For the last few years much of the war against the American drug epidemic has been focused on opioids and heroin – while law enforcement cracks down on those, cocaine has been making a comeback in the United States.
Since 2013, Columbia’s once failing cocaine crop has boomed, and we have seen the results of that in the United States. “There are troubling early signs that cocaine use and availability is on the rise in the United States for the first time in nearly a decade,” the State Department noted this week in its annual report on the global narcotics trade.
According to the same survey, the number of young Americans who have admitted to trying cocaine for the first time increased by a huge 61% from 2013 to 2015. It also reported that 1 in 20 American adults ages 18 to 25 used the drug in 2015, with the highest percentage concentrated in the Northeast of the United States.
Also, according to samples from the cocaine that has been seized in the streets all over the United States, 90% has been Colombian.
The Washington Post has more:
While much of the recent attention on drug abuse in the United States has focused on the heroin and opioid epidemic, cocaine has also been making a comeback. It appears to be a case of supply driving demand.
After years of falling output, the size of Colombia’s illegal coca crop has exploded since 2013, and the boom is starting to appear on U.S. streets.

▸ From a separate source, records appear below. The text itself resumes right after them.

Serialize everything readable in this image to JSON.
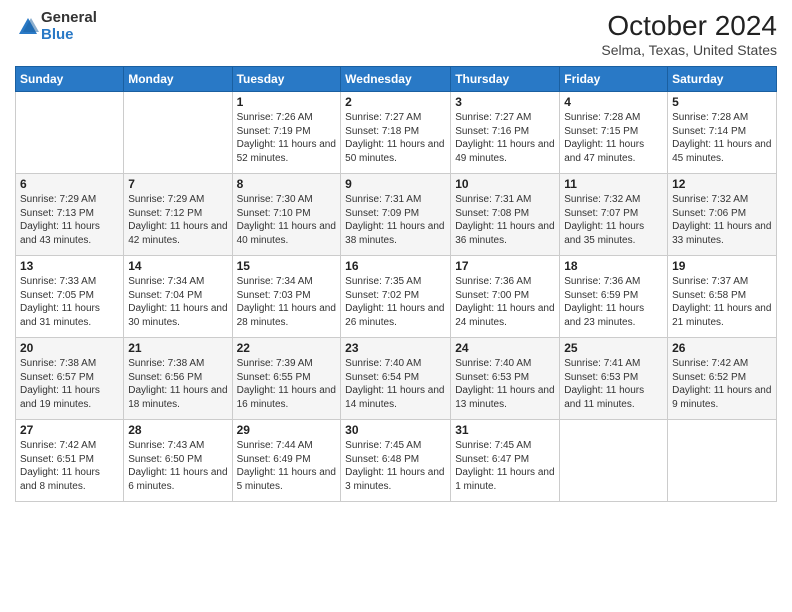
{
  "header": {
    "logo_general": "General",
    "logo_blue": "Blue",
    "title": "October 2024",
    "location": "Selma, Texas, United States"
  },
  "days_of_week": [
    "Sunday",
    "Monday",
    "Tuesday",
    "Wednesday",
    "Thursday",
    "Friday",
    "Saturday"
  ],
  "weeks": [
    [
      {
        "day": "",
        "info": ""
      },
      {
        "day": "",
        "info": ""
      },
      {
        "day": "1",
        "info": "Sunrise: 7:26 AM\nSunset: 7:19 PM\nDaylight: 11 hours and 52 minutes."
      },
      {
        "day": "2",
        "info": "Sunrise: 7:27 AM\nSunset: 7:18 PM\nDaylight: 11 hours and 50 minutes."
      },
      {
        "day": "3",
        "info": "Sunrise: 7:27 AM\nSunset: 7:16 PM\nDaylight: 11 hours and 49 minutes."
      },
      {
        "day": "4",
        "info": "Sunrise: 7:28 AM\nSunset: 7:15 PM\nDaylight: 11 hours and 47 minutes."
      },
      {
        "day": "5",
        "info": "Sunrise: 7:28 AM\nSunset: 7:14 PM\nDaylight: 11 hours and 45 minutes."
      }
    ],
    [
      {
        "day": "6",
        "info": "Sunrise: 7:29 AM\nSunset: 7:13 PM\nDaylight: 11 hours and 43 minutes."
      },
      {
        "day": "7",
        "info": "Sunrise: 7:29 AM\nSunset: 7:12 PM\nDaylight: 11 hours and 42 minutes."
      },
      {
        "day": "8",
        "info": "Sunrise: 7:30 AM\nSunset: 7:10 PM\nDaylight: 11 hours and 40 minutes."
      },
      {
        "day": "9",
        "info": "Sunrise: 7:31 AM\nSunset: 7:09 PM\nDaylight: 11 hours and 38 minutes."
      },
      {
        "day": "10",
        "info": "Sunrise: 7:31 AM\nSunset: 7:08 PM\nDaylight: 11 hours and 36 minutes."
      },
      {
        "day": "11",
        "info": "Sunrise: 7:32 AM\nSunset: 7:07 PM\nDaylight: 11 hours and 35 minutes."
      },
      {
        "day": "12",
        "info": "Sunrise: 7:32 AM\nSunset: 7:06 PM\nDaylight: 11 hours and 33 minutes."
      }
    ],
    [
      {
        "day": "13",
        "info": "Sunrise: 7:33 AM\nSunset: 7:05 PM\nDaylight: 11 hours and 31 minutes."
      },
      {
        "day": "14",
        "info": "Sunrise: 7:34 AM\nSunset: 7:04 PM\nDaylight: 11 hours and 30 minutes."
      },
      {
        "day": "15",
        "info": "Sunrise: 7:34 AM\nSunset: 7:03 PM\nDaylight: 11 hours and 28 minutes."
      },
      {
        "day": "16",
        "info": "Sunrise: 7:35 AM\nSunset: 7:02 PM\nDaylight: 11 hours and 26 minutes."
      },
      {
        "day": "17",
        "info": "Sunrise: 7:36 AM\nSunset: 7:00 PM\nDaylight: 11 hours and 24 minutes."
      },
      {
        "day": "18",
        "info": "Sunrise: 7:36 AM\nSunset: 6:59 PM\nDaylight: 11 hours and 23 minutes."
      },
      {
        "day": "19",
        "info": "Sunrise: 7:37 AM\nSunset: 6:58 PM\nDaylight: 11 hours and 21 minutes."
      }
    ],
    [
      {
        "day": "20",
        "info": "Sunrise: 7:38 AM\nSunset: 6:57 PM\nDaylight: 11 hours and 19 minutes."
      },
      {
        "day": "21",
        "info": "Sunrise: 7:38 AM\nSunset: 6:56 PM\nDaylight: 11 hours and 18 minutes."
      },
      {
        "day": "22",
        "info": "Sunrise: 7:39 AM\nSunset: 6:55 PM\nDaylight: 11 hours and 16 minutes."
      },
      {
        "day": "23",
        "info": "Sunrise: 7:40 AM\nSunset: 6:54 PM\nDaylight: 11 hours and 14 minutes."
      },
      {
        "day": "24",
        "info": "Sunrise: 7:40 AM\nSunset: 6:53 PM\nDaylight: 11 hours and 13 minutes."
      },
      {
        "day": "25",
        "info": "Sunrise: 7:41 AM\nSunset: 6:53 PM\nDaylight: 11 hours and 11 minutes."
      },
      {
        "day": "26",
        "info": "Sunrise: 7:42 AM\nSunset: 6:52 PM\nDaylight: 11 hours and 9 minutes."
      }
    ],
    [
      {
        "day": "27",
        "info": "Sunrise: 7:42 AM\nSunset: 6:51 PM\nDaylight: 11 hours and 8 minutes."
      },
      {
        "day": "28",
        "info": "Sunrise: 7:43 AM\nSunset: 6:50 PM\nDaylight: 11 hours and 6 minutes."
      },
      {
        "day": "29",
        "info": "Sunrise: 7:44 AM\nSunset: 6:49 PM\nDaylight: 11 hours and 5 minutes."
      },
      {
        "day": "30",
        "info": "Sunrise: 7:45 AM\nSunset: 6:48 PM\nDaylight: 11 hours and 3 minutes."
      },
      {
        "day": "31",
        "info": "Sunrise: 7:45 AM\nSunset: 6:47 PM\nDaylight: 11 hours and 1 minute."
      },
      {
        "day": "",
        "info": ""
      },
      {
        "day": "",
        "info": ""
      }
    ]
  ]
}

“There are troubling early signs that cocaine use and availability is on the rise in the United States for the first time in nearly a decade,” the State Department noted this week in its annual report on the global narcotics trade.
According to test samples of the drug seized on the streets, 90 percent of the cocaine for sale in the United States is of Colombian origin, according to the report.
The number of overdose deaths in the United States involving cocaine in 2015 was the highest since 2006 and the second-highest since 1999, the federal Substance Abuse and Mental Health Services Administration reported in December.
And the number of young Americans who admitted to trying cocaine for the first time increased a whopping 61 percent from 2013 to 2015, the most recent National Survey on Drug Use and Health found.
According to that survey, 1 in 20 American adults ages 18 to 25 used the drug in 2015, with the highest percentage concentrated in the Northeast. In New Hampshire, more than 10 percent of young adults used cocaine in 2015.
This surge in consumption can be traced directly to Colombia’s bumper harvest. The country’s illegal coca crop doubled between 2013 and 2015, reaching nearly 400,000 acres. That’s almost twice as much as the combined output of Peru and Bolivia, the world’s second- and third-largest producers.
Cocaine trafficking from Colombia is at “record levels,” the State Department acknowledged this week in its report, warning that even bigger loads are probably on the way. Although data for last year is not yet available, “the preliminary estimated coca cultivation and cocaine production figures for 2016 indicate a dramatic increase in cultivation and cocaine production,” the report said.
“Due to the lag time between coca cultivation and cocaine distribution, the full impact of this surge in coca cultivation likely remains to materialize,” the report added.